Compared with RFECV, DyRFECV offers flexiable step to eleminate features, in the format of list, while RFECV supports only fixed number of step.

Parameters

  • estimator: object
    A supervised learning estimator with a fit method that provides information about feature importance either through a coef_ attribute or through a feature_importances_ attribute.
  • step: int or float, optional (default=1)
    If greater than or equal to 1, then step corresponds to the (integer) number of features to remove at each iteration. If within (0.0, 1.0), then step corresponds to the percentage (rounded down) of features to remove at each iteration. If list, a series of step to remove at each iteration. iteration stopes when finishing all steps Note that the last iteration may remove fewer than step features in order to reach min_features_to_select.

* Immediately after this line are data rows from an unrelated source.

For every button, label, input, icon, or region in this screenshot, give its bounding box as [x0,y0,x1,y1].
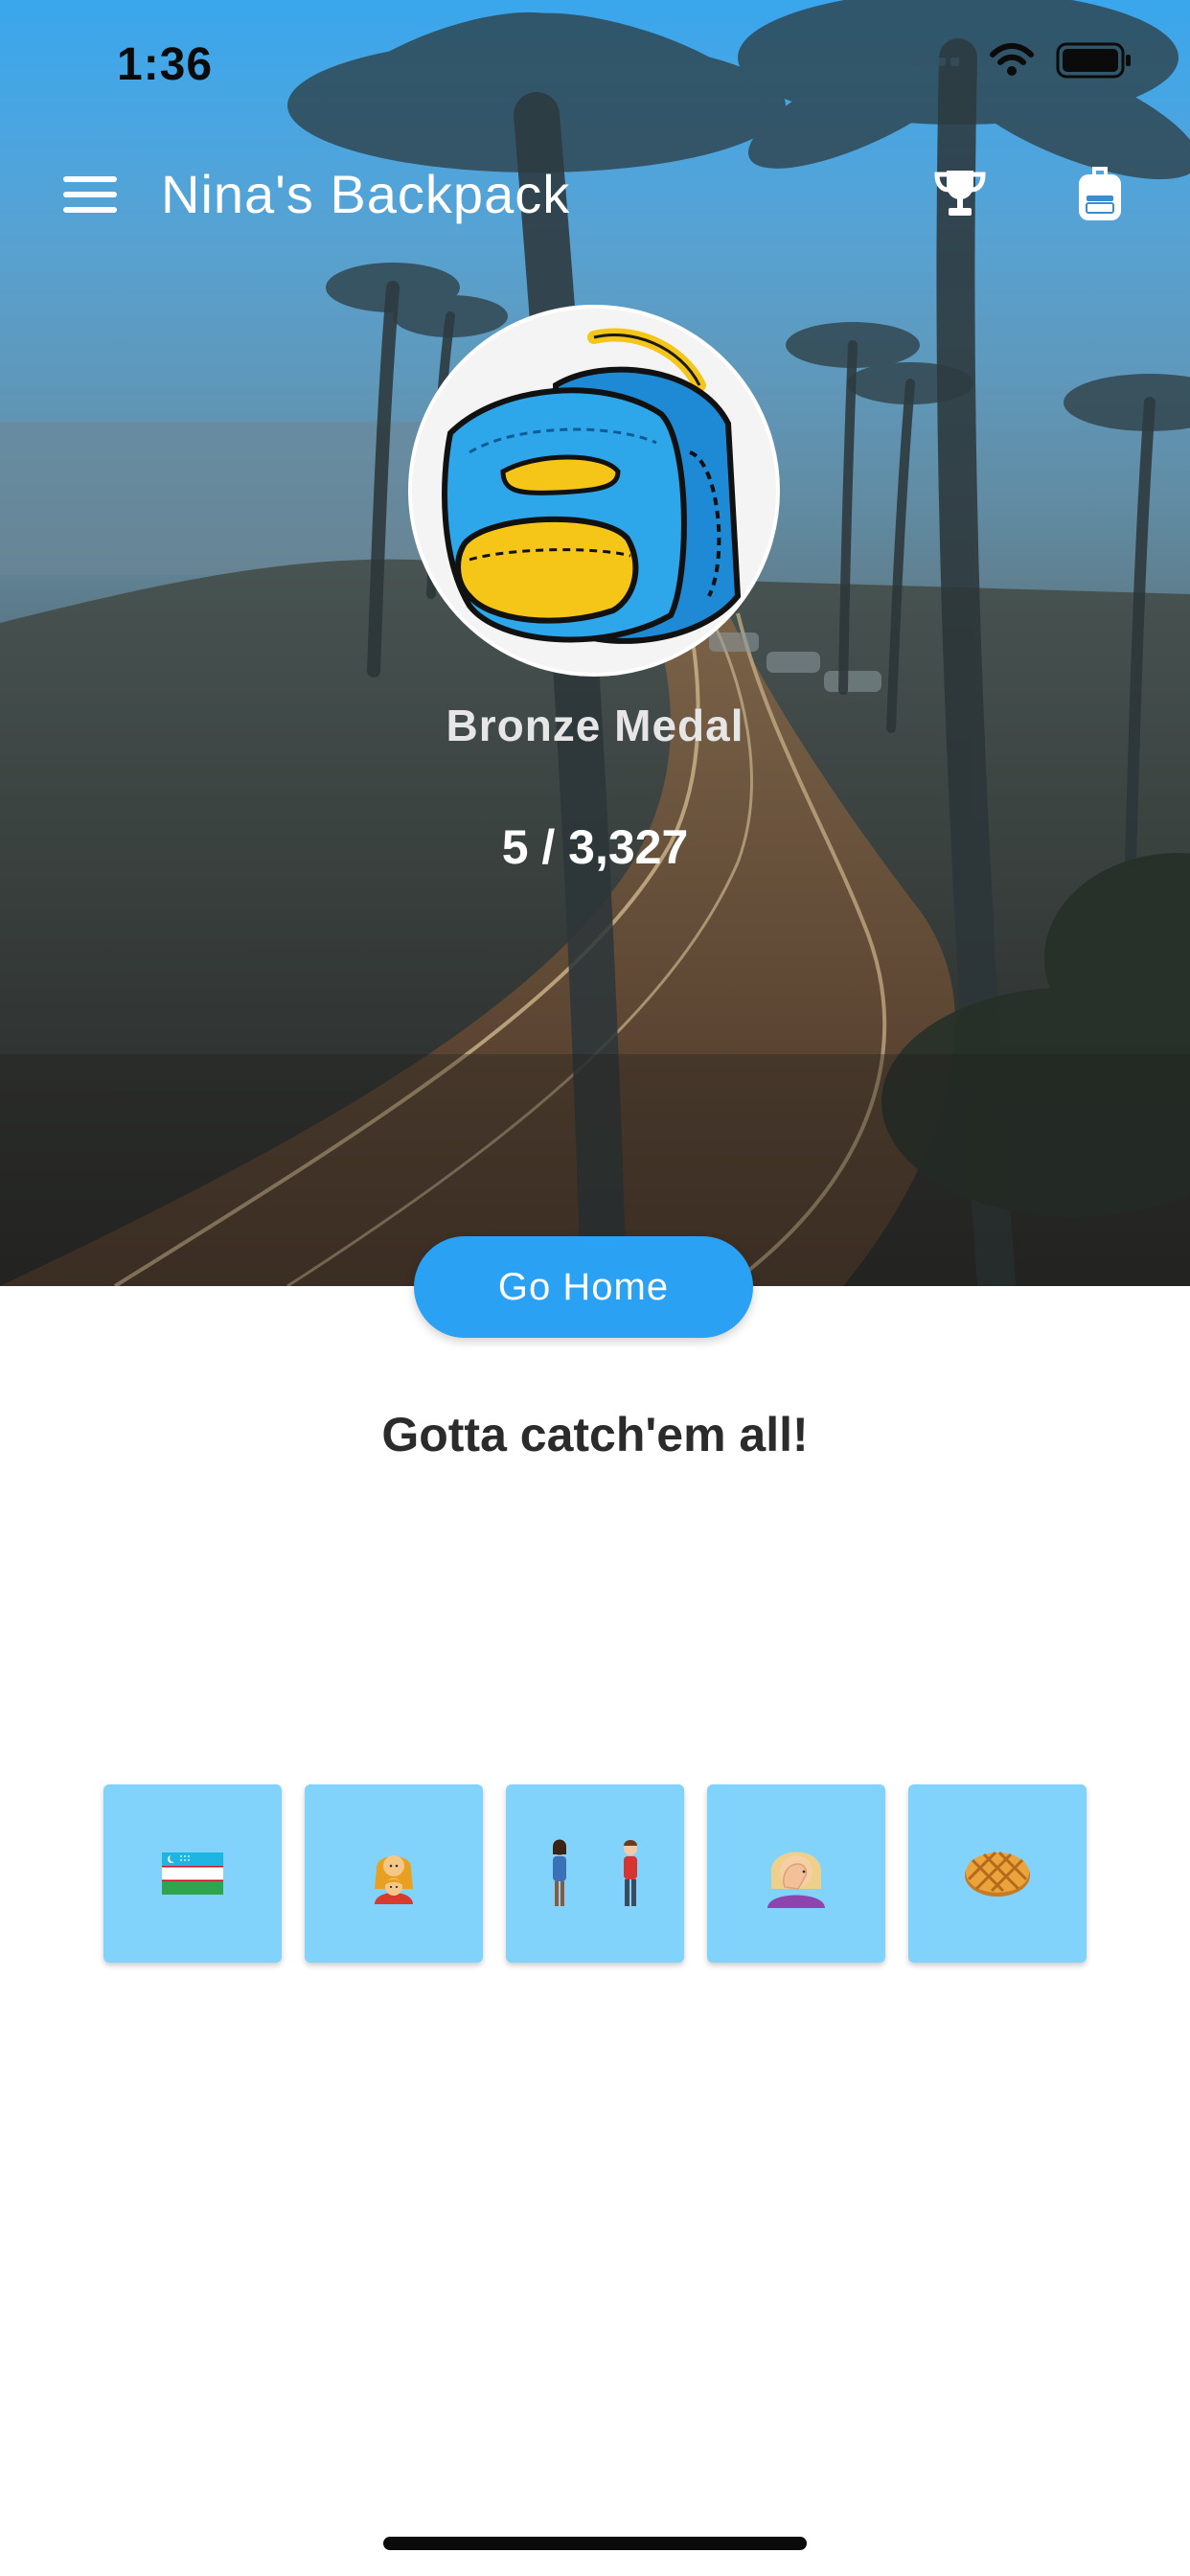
go-home-button[interactable]: Go Home [414,1236,753,1338]
avatar [408,305,780,677]
status-time: 1:36 [117,39,214,90]
wifi-icon [990,43,1034,76]
trophy-icon[interactable] [929,163,991,224]
signal-icon [910,58,959,66]
battery-icon [1056,42,1131,79]
collection-headline: Gotta catch'em all! [381,1408,809,1461]
medal-label: Bronze Medal [446,701,744,750]
backpack-icon[interactable] [1069,163,1131,224]
status-icons [910,42,1133,79]
couple-emoji [553,1839,637,1906]
waffle-emoji [965,1851,1030,1897]
collection-tile[interactable] [908,1784,1087,1963]
mother-and-child-emoji [375,1855,413,1904]
collection-tile[interactable] [707,1784,885,1963]
collection-tile[interactable] [305,1784,483,1963]
uzbekistan-flag-emoji [162,1852,223,1895]
collection-grid [103,1784,1087,1963]
backpack-avatar [442,328,742,644]
collection-tile[interactable] [103,1784,282,1963]
app-title: Nina's Backpack [161,164,571,224]
home-indicator [383,2537,807,2550]
score-counter: 5 / 3,327 [501,820,689,874]
woman-facepalming-emoji [767,1852,825,1908]
menu-icon[interactable] [63,172,121,217]
collection-tile[interactable] [506,1784,684,1963]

  • min_features_to_select: int, (default=1)
    The minimum number of features to be selected. This number of features will always be scored, even if the difference between the original feature count and min_features_to_select isn't divisible by step.
  • cv: int, cross-validation generator or an iterable, optional
    Determines the cross-validation splitting strategy. Possible inputs for cv are: - None, to use the default 3-fold cross-validation, - integer, to specify the number of folds. - :term:CV splitter, - An iterable yielding (train, test) splits as arrays of indices.

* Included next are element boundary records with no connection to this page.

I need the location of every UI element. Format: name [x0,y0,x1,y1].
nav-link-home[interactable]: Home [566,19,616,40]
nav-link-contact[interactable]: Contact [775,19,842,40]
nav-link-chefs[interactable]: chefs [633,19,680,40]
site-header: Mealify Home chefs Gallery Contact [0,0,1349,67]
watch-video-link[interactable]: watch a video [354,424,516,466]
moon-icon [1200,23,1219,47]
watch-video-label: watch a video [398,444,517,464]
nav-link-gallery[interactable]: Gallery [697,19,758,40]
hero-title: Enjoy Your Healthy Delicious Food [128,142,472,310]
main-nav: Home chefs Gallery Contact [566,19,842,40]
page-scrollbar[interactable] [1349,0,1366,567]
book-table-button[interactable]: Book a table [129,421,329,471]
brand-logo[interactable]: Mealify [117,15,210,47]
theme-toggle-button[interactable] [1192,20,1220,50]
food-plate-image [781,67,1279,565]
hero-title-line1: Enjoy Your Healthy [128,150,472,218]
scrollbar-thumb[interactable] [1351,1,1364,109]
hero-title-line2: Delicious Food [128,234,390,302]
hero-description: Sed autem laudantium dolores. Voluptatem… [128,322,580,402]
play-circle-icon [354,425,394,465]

    For integer/None inputs, if ``y`` is binary or multiclass,
    :class:`sklearn.model_selection.StratifiedKFold` is used. If the
    estimator is a classifier or if ``y`` is neither binary nor multiclass,
    :class:`sklearn.model_selection.KFold` is used.

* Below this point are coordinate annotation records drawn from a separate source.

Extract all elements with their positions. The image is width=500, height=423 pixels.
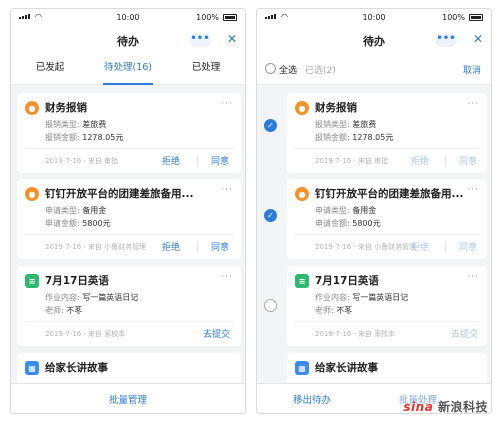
todo-card-petty-cash[interactable]: ● 钉钉开放平台的团建差旅备用... ··· 申请类型: 备用金 申请金额: 5… [287,179,487,259]
approve-button[interactable]: 同意 [211,154,229,167]
todo-card-expense[interactable]: ● 财务报销 ··· 报销类型: 差旅费 报销金额: 1278.05元 2019… [17,93,241,173]
card-title: 给家长讲故事 [315,362,378,374]
card-line: 报销金额: 1278.05元 [45,133,124,142]
more-button[interactable]: ••• [435,33,457,47]
card-meta: 2019-7-16 · 来自 审批 [315,157,389,165]
divider [25,148,233,149]
tab-bar: 已发起 待处理(16) 已处理 [11,53,245,85]
phone-right: ◠ 10:00 100% 待办 ••• ✕ 全选 已选(2) 取消 ✓ ● 财务… [256,8,492,414]
card-title: 财务报销 [45,102,87,114]
reject-button[interactable]: 拒绝 [162,154,180,167]
card-line: 报销金额: 1278.05元 [315,133,394,142]
card-line: 申请类型: 备用金 [315,206,377,215]
selected-count: 已选(2) [305,66,336,76]
divider [295,148,479,149]
card-meta: 2019-7-16 · 来自 小鲁财务管理 [315,243,417,251]
card-line: 作业内容: 写一篇英语日记 [45,293,139,302]
card-title: 7月17日英语 [45,275,109,287]
card-line: 申请类型: 备用金 [45,206,107,215]
card-line: 报销类型: 差旅费 [315,120,377,129]
watermark: sina 新浪科技 [403,398,488,415]
card-more-icon[interactable]: ··· [221,185,233,195]
divider [25,234,233,235]
document-icon: ≡ [295,274,309,288]
card-line: 作业内容: 写一篇英语日记 [315,293,409,302]
tab-processed[interactable]: 已处理 [167,53,245,84]
reject-button: 拒绝 [411,243,430,253]
card-meta: 2019-7-16 · 来自 家校本 [45,330,126,338]
approve-button[interactable]: 同意 [211,240,229,253]
close-button[interactable]: ✕ [227,32,237,46]
checkbox-checked-icon[interactable]: ✓ [264,209,277,222]
checkbox-unchecked-icon[interactable] [264,299,277,312]
checkbox-checked-icon[interactable]: ✓ [264,119,277,132]
title-bar: 待办 ••• ✕ [11,27,245,53]
todo-card-petty-cash[interactable]: ● 钉钉开放平台的团建差旅备用... ··· 申请类型: 备用金 申请金额: 5… [17,179,241,259]
document-icon: ≡ [25,274,39,288]
card-meta: 2019-7-16 · 来自 审批 [45,157,119,165]
card-more-icon[interactable]: ··· [221,272,233,282]
card-title: 给家长讲故事 [45,362,108,374]
divider [295,321,479,322]
divider [445,242,446,252]
selection-bar: 全选 已选(2) 取消 [257,53,491,85]
todo-card-expense[interactable]: ● 财务报销 ··· 报销类型: 差旅费 报销金额: 1278.05元 2019… [287,93,487,173]
battery-percent: 100% [442,13,465,22]
status-bar: ◠ 10:00 100% [11,9,245,27]
todo-card-homework[interactable]: ≡ 7月17日英语 ··· 作业内容: 写一篇英语日记 老师: 不苳 2019-… [17,266,241,346]
status-bar: ◠ 10:00 100% [257,9,491,27]
person-icon: ● [25,101,39,115]
watermark-text: 新浪科技 [437,400,488,414]
divider [197,156,198,166]
card-title: 钉钉开放平台的团建差旅备用... [315,188,464,200]
person-icon: ● [25,187,39,201]
phone-left: ◠ 10:00 100% 待办 ••• ✕ 已发起 待处理(16) 已处理 ● … [10,8,246,414]
cancel-button[interactable]: 取消 [463,63,481,76]
batch-manage-button[interactable]: 批量管理 [11,392,245,406]
card-more-icon[interactable]: ··· [467,272,479,282]
divider [197,242,198,252]
submit-button: 去提交 [451,330,479,340]
card-title: 钉钉开放平台的团建差旅备用... [45,188,194,200]
reject-button[interactable]: 拒绝 [162,240,180,253]
person-icon: ● [295,101,309,115]
calendar-icon: ▦ [25,361,39,375]
tab-pending[interactable]: 待处理(16) [89,53,167,85]
card-line: 老师: 不苳 [315,306,353,315]
reject-button: 拒绝 [411,157,430,167]
card-more-icon[interactable]: ··· [467,99,479,109]
close-button[interactable]: ✕ [473,32,483,46]
card-line: 报销类型: 差旅费 [45,120,107,129]
battery-icon [469,14,483,21]
calendar-icon: ▦ [295,361,309,375]
card-more-icon[interactable]: ··· [467,185,479,195]
card-more-icon[interactable]: ··· [221,99,233,109]
battery-percent: 100% [196,13,219,22]
card-title: 7月17日英语 [315,275,379,287]
todo-card-homework[interactable]: ≡ 7月17日英语 ··· 作业内容: 写一篇英语日记 老师: 不苳 2019-… [287,266,487,346]
card-meta: 2019-7-16 · 来自 小鲁财务管理 [45,243,147,251]
card-meta: 2019-7-16 · 来自 家校本 [315,330,396,338]
select-all-radio[interactable] [265,63,276,74]
more-button[interactable]: ••• [189,33,211,47]
card-line: 老师: 不苳 [45,306,83,315]
approve-button: 同意 [459,243,478,253]
divider [445,156,446,166]
person-icon: ● [295,187,309,201]
approve-button: 同意 [459,157,478,167]
select-all-label[interactable]: 全选 [279,63,297,76]
submit-button[interactable]: 去提交 [203,327,230,340]
divider [25,321,233,322]
battery-icon [223,14,237,21]
bottom-bar: 批量管理 [11,383,245,413]
remove-from-todo-button[interactable]: 移出待办 [293,392,331,406]
sina-logo: sina [403,400,434,414]
tab-initiated[interactable]: 已发起 [11,53,89,84]
card-line: 申请金额: 5800元 [315,219,381,228]
card-line: 申请金额: 5800元 [45,219,111,228]
divider [295,234,479,235]
title-bar: 待办 ••• ✕ [257,27,491,53]
card-title: 财务报销 [315,102,357,114]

    Refer :ref:`User Guide <cross_validation>` for the various
    cross-validation strategies that can be used here.
    .. versionchanged:: 0.20
        ``cv`` default value of None will change from 3-fold to 5-fold
        in v0.22.
    
  • scoring: string, callable or None, optional, (default=None)
    A string (see model evaluation documentation) or a scorer callable object / function with signature scorer(estimator, X, y).

  • verbose: int, (default=0)
    Controls verbosity of output.
  • n_jobs: int or None, optional (default=None)
    Number of cores to run in parallel while fitting across folds. None means 1 unless in a :obj:joblib.parallel_backend context. -1 means using all processors. See :term:Glossary <n_jobs> for more details.